La technologie CSMA/CD atteint vite ses limites quand le réseau est encombré.

Une amélioration possible quand on ne peut pas changer de technologie (augmentation du débit) est d’utiliser un ou plusieurs ponts (bridges) pour regrouper des machines qui ont entre-elles un dialogue privilégié.
De nos jours le pont en tant que tel est de moins en moins utilisé par contre le principe de son fonctionnement se retrouve, entres autres, dans les commutateurs et dans les points d’accès sans fil (wireless’).
Dialogue entre deux stations, avec pont :

Le pont agit au niveau de la couche 2 ISO, au niveau de la trame physique.
Son action est plus que physique elle est aussi logique puisqu’il y a lecture et interprétation des octets véhiculés, il est capable de filtrer les trames en ne laissant passer que celles dont l’adresse correspond à une machine située à l’opposé du point..
Le résultat de ce travail logique (apprentissage) consiste à isoler le trafic sur certains tronçons d’un LAN.
À cause de ce travail on parle généralement de ponts intelligents ou de ponts transparents car la phase d’apprentissage est automatique.
Le pont réduit le taux de collisions en réduisant le trafic inutile, donc améliore l’usage de la bande passante.

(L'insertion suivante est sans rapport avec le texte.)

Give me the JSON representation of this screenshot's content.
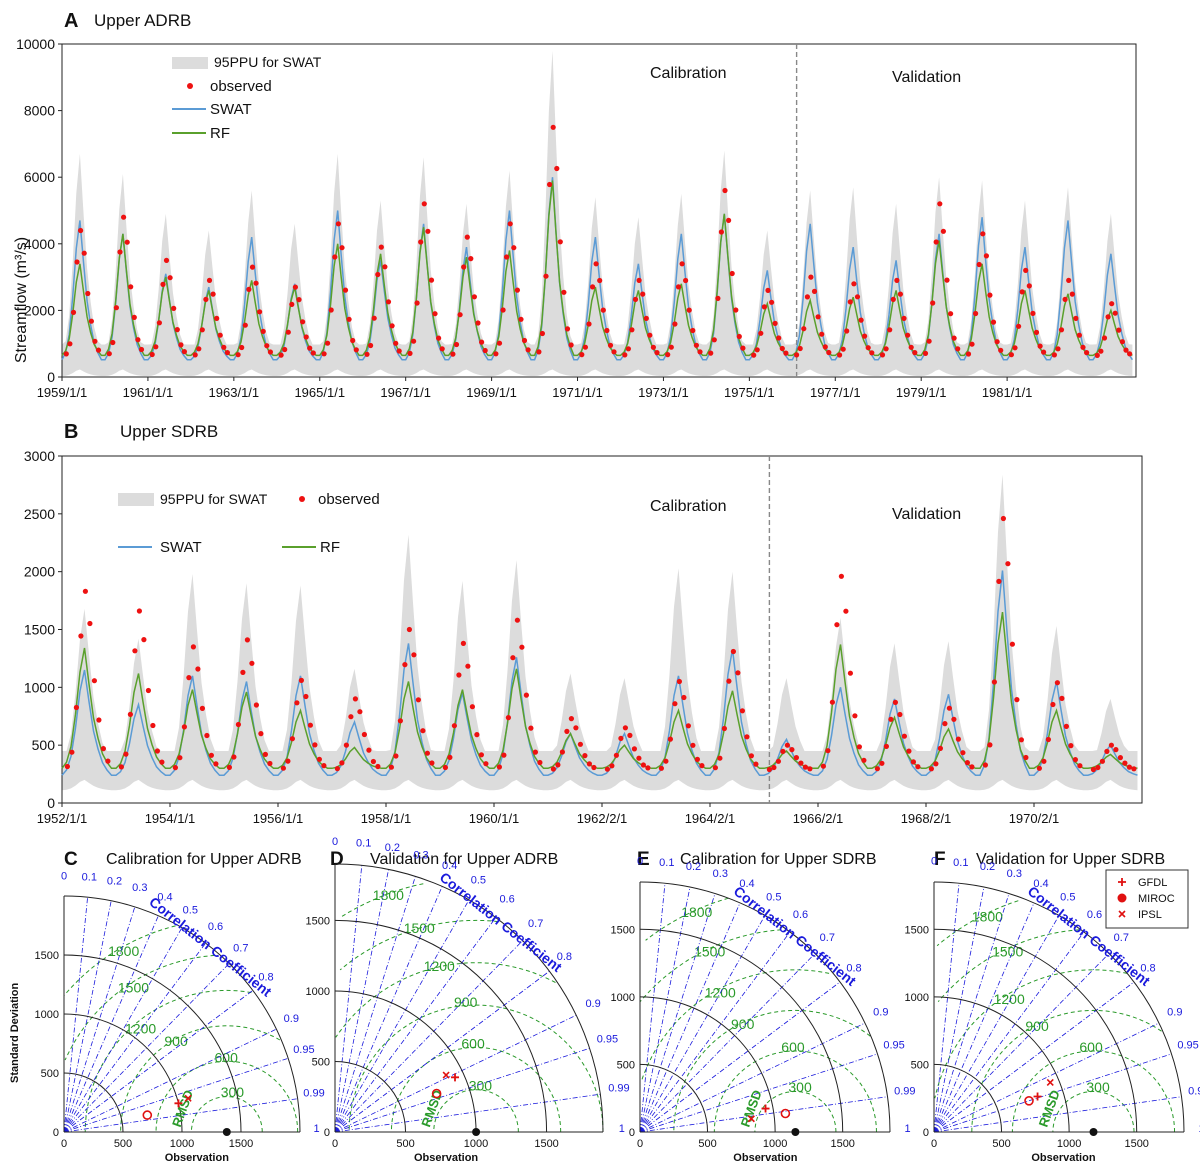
{
  "y_axis_label": "Streamflow (m³/s)",
  "chart_data": [
    {
      "id": "A",
      "type": "line",
      "panel_letter": "A",
      "title": "Upper ADRB",
      "ylim": [
        0,
        10000
      ],
      "yticks": [
        0,
        2000,
        4000,
        6000,
        8000,
        10000
      ],
      "x_tick_labels": [
        "1959/1/1",
        "1961/1/1",
        "1963/1/1",
        "1965/1/1",
        "1967/1/1",
        "1969/1/1",
        "1971/1/1",
        "1973/1/1",
        "1975/1/1",
        "1977/1/1",
        "1979/1/1",
        "1981/1/1"
      ],
      "start_year": 1959,
      "end_year": 1983,
      "split_year": 1976,
      "period_labels": {
        "calibration": "Calibration",
        "validation": "Validation"
      },
      "legend": {
        "band": "95PPU for SWAT",
        "observed": "observed",
        "swat": "SWAT",
        "rf": "RF"
      },
      "annual_peaks": [
        {
          "year": 1959,
          "observed": 4400,
          "swat": 4700,
          "rf": 3400,
          "ppu": 6700
        },
        {
          "year": 1960,
          "observed": 4800,
          "swat": 4300,
          "rf": 4300,
          "ppu": 6100
        },
        {
          "year": 1961,
          "observed": 3500,
          "swat": 3100,
          "rf": 3000,
          "ppu": 4900
        },
        {
          "year": 1962,
          "observed": 2900,
          "swat": 2700,
          "rf": 2600,
          "ppu": 4400
        },
        {
          "year": 1963,
          "observed": 3300,
          "swat": 4200,
          "rf": 2900,
          "ppu": 5600
        },
        {
          "year": 1964,
          "observed": 2700,
          "swat": 2800,
          "rf": 2700,
          "ppu": 4600
        },
        {
          "year": 1965,
          "observed": 4600,
          "swat": 5000,
          "rf": 4000,
          "ppu": 6700
        },
        {
          "year": 1966,
          "observed": 3900,
          "swat": 3500,
          "rf": 3700,
          "ppu": 5300
        },
        {
          "year": 1967,
          "observed": 5200,
          "swat": 4600,
          "rf": 4500,
          "ppu": 6600
        },
        {
          "year": 1968,
          "observed": 4200,
          "swat": 3900,
          "rf": 3600,
          "ppu": 5200
        },
        {
          "year": 1969,
          "observed": 4600,
          "swat": 5000,
          "rf": 3800,
          "ppu": 6200
        },
        {
          "year": 1970,
          "observed": 7500,
          "swat": 6000,
          "rf": 5900,
          "ppu": 9800
        },
        {
          "year": 1971,
          "observed": 3400,
          "swat": 4200,
          "rf": 2700,
          "ppu": 5400
        },
        {
          "year": 1972,
          "observed": 2900,
          "swat": 3400,
          "rf": 2600,
          "ppu": 4800
        },
        {
          "year": 1973,
          "observed": 3400,
          "swat": 4300,
          "rf": 2800,
          "ppu": 5500
        },
        {
          "year": 1974,
          "observed": 5600,
          "swat": 4900,
          "rf": 4900,
          "ppu": 6800
        },
        {
          "year": 1975,
          "observed": 2600,
          "swat": 3200,
          "rf": 2200,
          "ppu": 4400
        },
        {
          "year": 1976,
          "observed": 3000,
          "swat": 4600,
          "rf": 2300,
          "ppu": 5600
        },
        {
          "year": 1977,
          "observed": 2800,
          "swat": 3900,
          "rf": 2400,
          "ppu": 5700
        },
        {
          "year": 1978,
          "observed": 2900,
          "swat": 3500,
          "rf": 2600,
          "ppu": 5200
        },
        {
          "year": 1979,
          "observed": 5200,
          "swat": 4300,
          "rf": 4100,
          "ppu": 6000
        },
        {
          "year": 1980,
          "observed": 4300,
          "swat": 4800,
          "rf": 3400,
          "ppu": 5900
        },
        {
          "year": 1981,
          "observed": 3200,
          "swat": 3900,
          "rf": 2600,
          "ppu": 5300
        },
        {
          "year": 1982,
          "observed": 2900,
          "swat": 4700,
          "rf": 2500,
          "ppu": 5700
        },
        {
          "year": 1983,
          "observed": 2200,
          "swat": 3700,
          "rf": 2000,
          "ppu": 4900
        }
      ]
    },
    {
      "id": "B",
      "type": "line",
      "panel_letter": "B",
      "title": "Upper SDRB",
      "ylim": [
        0,
        3000
      ],
      "yticks": [
        0,
        500,
        1000,
        1500,
        2000,
        2500,
        3000
      ],
      "x_tick_labels": [
        "1952/1/1",
        "1954/1/1",
        "1956/1/1",
        "1958/1/1",
        "1960/1/1",
        "1962/2/1",
        "1964/2/1",
        "1966/2/1",
        "1968/2/1",
        "1970/2/1"
      ],
      "start_year": 1952,
      "end_year": 1971,
      "split_year": 1965,
      "period_labels": {
        "calibration": "Calibration",
        "validation": "Validation"
      },
      "legend": {
        "band": "95PPU for SWAT",
        "observed": "observed",
        "swat": "SWAT",
        "rf": "RF"
      },
      "annual_peaks": [
        {
          "year": 1952,
          "observed": 1830,
          "swat": 1150,
          "rf": 1340,
          "ppu": 1680
        },
        {
          "year": 1953,
          "observed": 1660,
          "swat": 850,
          "rf": 1120,
          "ppu": 1420
        },
        {
          "year": 1954,
          "observed": 1350,
          "swat": 1100,
          "rf": 980,
          "ppu": 1980
        },
        {
          "year": 1955,
          "observed": 1410,
          "swat": 1050,
          "rf": 960,
          "ppu": 1900
        },
        {
          "year": 1956,
          "observed": 1060,
          "swat": 1100,
          "rf": 800,
          "ppu": 1880
        },
        {
          "year": 1957,
          "observed": 900,
          "swat": 700,
          "rf": 480,
          "ppu": 1160
        },
        {
          "year": 1958,
          "observed": 1500,
          "swat": 1380,
          "rf": 1050,
          "ppu": 2320
        },
        {
          "year": 1959,
          "observed": 1380,
          "swat": 950,
          "rf": 980,
          "ppu": 1920
        },
        {
          "year": 1960,
          "observed": 1580,
          "swat": 1260,
          "rf": 1160,
          "ppu": 2100
        },
        {
          "year": 1961,
          "observed": 730,
          "swat": 600,
          "rf": 600,
          "ppu": 1120
        },
        {
          "year": 1962,
          "observed": 650,
          "swat": 600,
          "rf": 500,
          "ppu": 1080
        },
        {
          "year": 1963,
          "observed": 1050,
          "swat": 1100,
          "rf": 800,
          "ppu": 2030
        },
        {
          "year": 1964,
          "observed": 1310,
          "swat": 1330,
          "rf": 970,
          "ppu": 2000
        },
        {
          "year": 1965,
          "observed": 500,
          "swat": 550,
          "rf": 450,
          "ppu": 1080
        },
        {
          "year": 1966,
          "observed": 1960,
          "swat": 1000,
          "rf": 1370,
          "ppu": 1600
        },
        {
          "year": 1967,
          "observed": 870,
          "swat": 900,
          "rf": 740,
          "ppu": 1380
        },
        {
          "year": 1968,
          "observed": 820,
          "swat": 940,
          "rf": 640,
          "ppu": 1400
        },
        {
          "year": 1969,
          "observed": 2460,
          "swat": 2010,
          "rf": 1650,
          "ppu": 2840
        },
        {
          "year": 1970,
          "observed": 1040,
          "swat": 1050,
          "rf": 800,
          "ppu": 1530
        },
        {
          "year": 1971,
          "observed": 500,
          "swat": 500,
          "rf": 420,
          "ppu": 900
        }
      ]
    },
    {
      "id": "C",
      "type": "scatter",
      "panel_letter": "C",
      "title": "Calibration for Upper ADRB",
      "x_axis_title": "Observation",
      "y_axis_title": "Standard Deviation",
      "axis_ticks": [
        0,
        500,
        1000,
        1500
      ],
      "max_sd": 2000,
      "ref_sd": 1380,
      "rmsd_arcs": [
        300,
        600,
        900,
        1200,
        1500,
        1800
      ],
      "models": [
        {
          "name": "GFDL",
          "sd": 1000,
          "corr": 0.97
        },
        {
          "name": "MIROC",
          "sd": 720,
          "corr": 0.98
        },
        {
          "name": "IPSL",
          "sd": 1090,
          "corr": 0.965
        }
      ]
    },
    {
      "id": "D",
      "type": "scatter",
      "panel_letter": "D",
      "title": "Validation for Upper ADRB",
      "x_axis_title": "Observation",
      "y_axis_title": "",
      "axis_ticks": [
        0,
        500,
        1000,
        1500
      ],
      "max_sd": 1900,
      "ref_sd": 1000,
      "rmsd_arcs": [
        300,
        600,
        900,
        1200,
        1500,
        1800
      ],
      "models": [
        {
          "name": "GFDL",
          "sd": 935,
          "corr": 0.91
        },
        {
          "name": "MIROC",
          "sd": 770,
          "corr": 0.935
        },
        {
          "name": "IPSL",
          "sd": 885,
          "corr": 0.89
        }
      ]
    },
    {
      "id": "E",
      "type": "scatter",
      "panel_letter": "E",
      "title": "Calibration for Upper SDRB",
      "x_axis_title": "Observation",
      "y_axis_title": "",
      "axis_ticks": [
        0,
        500,
        1000,
        1500
      ],
      "max_sd": 1850,
      "ref_sd": 1150,
      "rmsd_arcs": [
        300,
        600,
        900,
        1200,
        1500,
        1800
      ],
      "models": [
        {
          "name": "GFDL",
          "sd": 945,
          "corr": 0.983
        },
        {
          "name": "MIROC",
          "sd": 1085,
          "corr": 0.992
        },
        {
          "name": "IPSL",
          "sd": 830,
          "corr": 0.993
        }
      ]
    },
    {
      "id": "F",
      "type": "scatter",
      "panel_letter": "F",
      "title": "Validation for Upper SDRB",
      "x_axis_title": "Observation",
      "y_axis_title": "",
      "axis_ticks": [
        0,
        500,
        1000,
        1500
      ],
      "max_sd": 1850,
      "ref_sd": 1180,
      "rmsd_arcs": [
        300,
        600,
        900,
        1200,
        1500,
        1800
      ],
      "models": [
        {
          "name": "GFDL",
          "sd": 810,
          "corr": 0.946
        },
        {
          "name": "MIROC",
          "sd": 740,
          "corr": 0.95
        },
        {
          "name": "IPSL",
          "sd": 935,
          "corr": 0.92
        }
      ]
    }
  ],
  "taylor_legend": [
    {
      "name": "GFDL",
      "symbol": "plus"
    },
    {
      "name": "MIROC",
      "symbol": "circle"
    },
    {
      "name": "IPSL",
      "symbol": "cross"
    }
  ],
  "taylor_text": {
    "correlation_title": "Correlation Coefficient",
    "rmsd_label": "RMSD",
    "corr_ticks": [
      "0",
      "0.1",
      "0.2",
      "0.3",
      "0.4",
      "0.5",
      "0.6",
      "0.7",
      "0.8",
      "0.9",
      "0.95",
      "0.99",
      "1"
    ]
  },
  "colors": {
    "band": "#dcdcdc",
    "observed": "#ee1111",
    "swat": "#5b9bd5",
    "rf": "#5aa02c",
    "corr_lines": "#1a1adc",
    "rmsd_arcs": "#2a9a2a",
    "model_marker": "#e01010"
  }
}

Il permet de segmenter un réseau en conservant au niveau du réseau local les trames destinées au niveau local et en transmettant les trames destinées aux autres réseaux.
Avec un pont, les machines A et B peuvent dialoguer sans perturber le dialogue entre les machines D et E.
Par contre dans le cas d’un dialogue entre A et E le pont ne sert à rien.
Le pont est moins onéreux qu’un routeur et plus rapide (les services rendus sont également moins complets).
Il relie deux segments (ou plus) en un seul LAN, les trames transmises sont reproduites à l’identique.
Un pont contient un cpu, il est en général administrable à distance car on peut agir sur la table de filtrages (ajout, contraintes de filtrages, etc...).
Dans ce cas un pont a une adresse Ethernet.
Les ponts interdisent que les réseaux aient des boucles, un protocole nommé STP (Spanning Tree Protocol) désactive automatiquement le ou les ponts qui occasionne(nt) un bouclage des trames.
Il existe des ponts entre Ethernet et Token-ring, on parle alors de ponts à translations.
Attention, un pont ne s’occupe que des adresses de type unicast, il filtre ne pas les types broadcast et multicast.
On peut remarquer que dans le cas de figure ou le trafic est strictement contenu d’un coté et de l’autre du pont, alors la bande passante globale du LAN est multipliée par deux, car le trafic est réduit (notamment les collisions) sur chacun des réseaux.
Le niveau de confidentialité est augmenté, car les informations destinées à un réseau ne peuvent pas être écoutées sur l’autre brin.
Bien sûr cette remarque n’est plus valable dès lors qu’une trame franchit le pont.
Par contre, l’opération de filtrage réalisée par le pont peut conduire à un léger ralentissement lors du passage d’un réseau à l’autre, c’est la raison pour laquelle les ponts doivent être judicieusement placés dans un réseau.